To say Die Another Day puts the series back where it belongs is a huge understatement. As I said in an Ain't It Cool review during its theatrical release, Die Another Day is the best Bond film since Goldfinger, and arguably the first Bond film in decades that re-create the legend from the ground up, rather than relying on past glories to carry the audience through the complex bits. It's also the closest any Bond film has gotten to the novels. All of this translates into an example of the increasingly rare species known as the worthwhile Hollywood movie.
Brosnan, of course, is Bond, but in the first reel, both he and screenwriters Neal Purvis and Robert Wade show us what the series has never dared: A tortured, ruffled, and possibly beaten 007. This makes his inevitable ascendancy back to superhero status that much more believable, and even though the following plot is quite literally cobbled together from past Bond films, it hardly matters. We've seen Bond scared, and that makes all the difference.
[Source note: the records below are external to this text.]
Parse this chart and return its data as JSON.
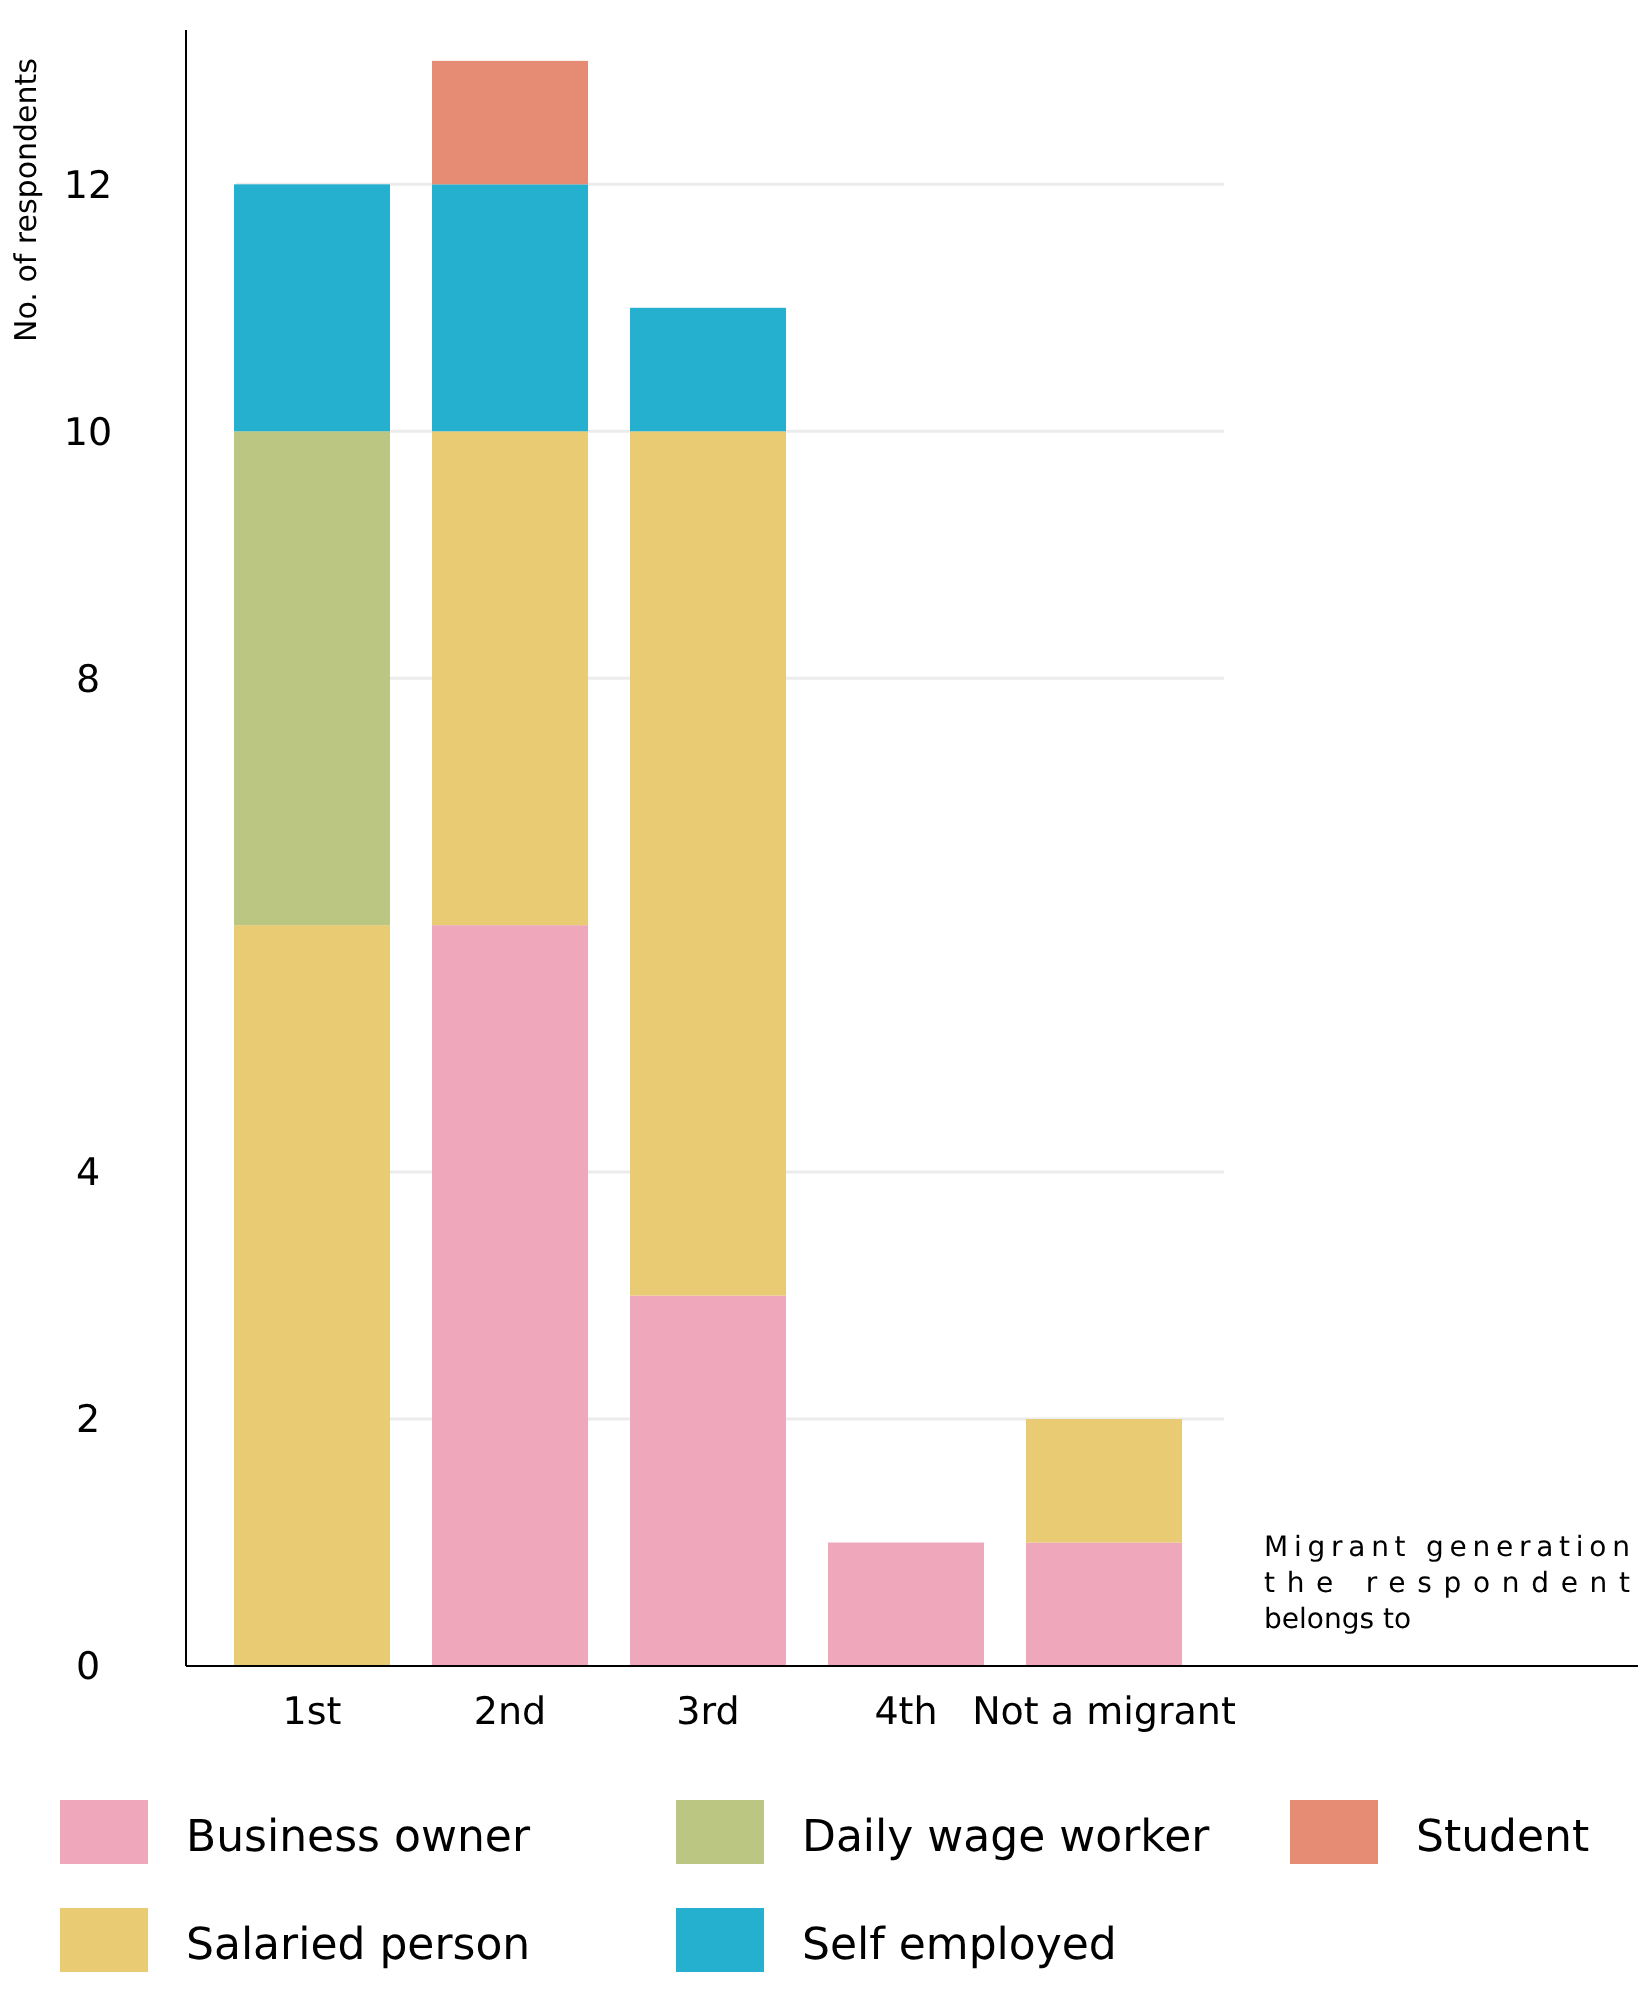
{
  "chart_data": {
    "type": "bar",
    "stacked": true,
    "ylabel": "No. of respondents",
    "xlabel": "Migrant generation the respondent belongs to",
    "categories": [
      "1st",
      "2nd",
      "3rd",
      "4th",
      "Not a migrant"
    ],
    "series": [
      {
        "name": "Business owner",
        "color": "#efa7bb",
        "values": [
          0,
          6,
          3,
          1,
          1
        ]
      },
      {
        "name": "Salaried person",
        "color": "#e9cb74",
        "values": [
          6,
          4,
          7,
          0,
          1
        ]
      },
      {
        "name": "Daily wage worker",
        "color": "#bac682",
        "values": [
          4,
          0,
          0,
          0,
          0
        ]
      },
      {
        "name": "Self employed",
        "color": "#25b0cf",
        "values": [
          2,
          2,
          1,
          0,
          0
        ]
      },
      {
        "name": "Student",
        "color": "#e68c74",
        "values": [
          0,
          1,
          0,
          0,
          0
        ]
      }
    ],
    "ylim": [
      0,
      13.25
    ],
    "yticks": [
      0,
      2,
      4,
      8,
      10,
      12
    ],
    "grid": "y",
    "legend": "bottom"
  }
}
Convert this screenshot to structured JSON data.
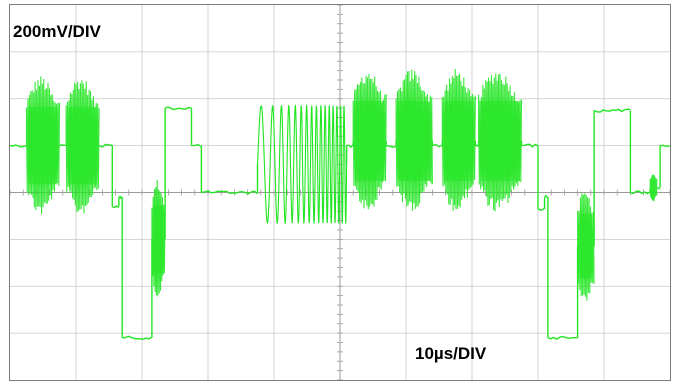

The DVD is a typical orgy of extra features overkill. The "Special Edition" (are there plain editions?) is a two-disc monstrosity, featuring no fewer that three "making of" documentaries, among other (by now compulsory) odds and ends, including the music video for the cowflop of a title song Madonna concocted. There's also a Pop Up Video style extra that allows you to watch the film while bits of relevant information zip by. There's probably more info on this one movie than on the past twenty Takeishi Miike films combined, but at least you can skip what you don't want to watch.
Usually. For if there's one serious criticism to be leveled at this package, it's the fact that after you put the disc in the player, your machine is effectively hijacked for two or three minutes while MGM tries to sell you more DVDs. Nothing short of manually powering off the unit will make it stop. Nothing like paying to have more stuff sold to you. Great movie, but let's hope the forced advertisements are a short-lived quirk from a hard-up studio.